Hi, we are possibly relocating to Quinta do Conde from the UK with our 3 young children aged 2, 5 and 7. I am trying to find out about pre-schools and primary schools, but not having much luck. Can anyone help please?!
Thanks


----------



## canoeman (Mar 3, 2011)

You need to look up the Camara site this is Sesimra's Câmara Municipal de Sesimbra look under education as a start
This is the Junta (similar to UK Parish Council) site for Junta de Freguesia da Quinta do Conde | Freguesia do concelho de Sesimbra


----------



## brunof (May 28, 2013)

Hi Purdieclan, there´s a couple of public pre-schools (over 5 y old) and 5 primary schools (over 6 y old) admissions always dependind on the date of birth. I have 2 daughters (4 and 10) the litlle one is on aa private nursery (hope she joins pre-school in Sept) and the oldest one on Secondary School.

I live there so if you need more info let me know.
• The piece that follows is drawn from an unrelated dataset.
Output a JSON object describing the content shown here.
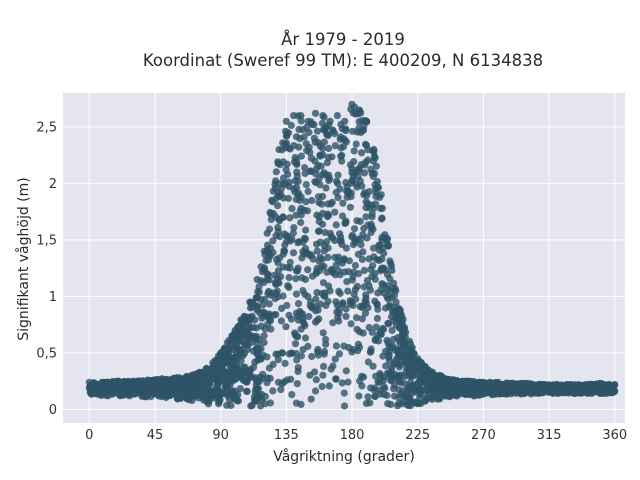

How you managed to find Quinta do Conde? Not many expats around here  but plenty in Azeitão area as I heard

B


----------



## purdieclan (May 24, 2013)

Thanks B, 
My mother in law lives there so we are looking to relocate, possibly only for 6-12 months, maybe shorter, maybe longer! I think my son will go into his second year over there, I am basing it on his cousin who is a month older and lives out there.
My daughter would do 1 more year in preschool - she would go into reception if we stay here.
Thank you very much for the info. I will let you know if we do come over, it's still up in the air and we will know more by the end of July.
Regards
C


----------



## purdieclan (May 24, 2013)

Brunof 
How do you find living in Quinta do Conde? It is looking very possible that we will move, although I would rather not! Is there much for children to do? We only come out for a week at a time and spent most of the time at the beach or the park opposite Lidl.
Any thoughts would be welcome!
Thanks
C


----------



## purdieclan (May 24, 2013)

Brunof, is there any way my husband can get in touch? He is out there right now and would really like to get a bit of advice. Not sure how to private message you on this site, if there is a way at all.
LEt me know and we can work something out.
Many thanks
C


----------



## oronero (Aug 24, 2012)

purdieclan said:


> Brunof, is there any way my husband can get in touch? He is out there right now and would really like to get a bit of advice. Not sure how to private message you on this site, if there is a way at all.
> LEt me know and we can work something out.
> Many thanks
> C


If you reply to a few more messages then you should have enough posts to be able to send a private message.

You don't sound so keen on being in Portugal, which part of the UK are you located in? It must be really nice because I cannot wait to get out to Portugal, having been born in the UK and lived in 5 different counties I have been in some nice areas but the winters are starting to really get me down.


----------



## purdieclan (May 24, 2013)

Many thanks, I will see what I can do. 
C


----------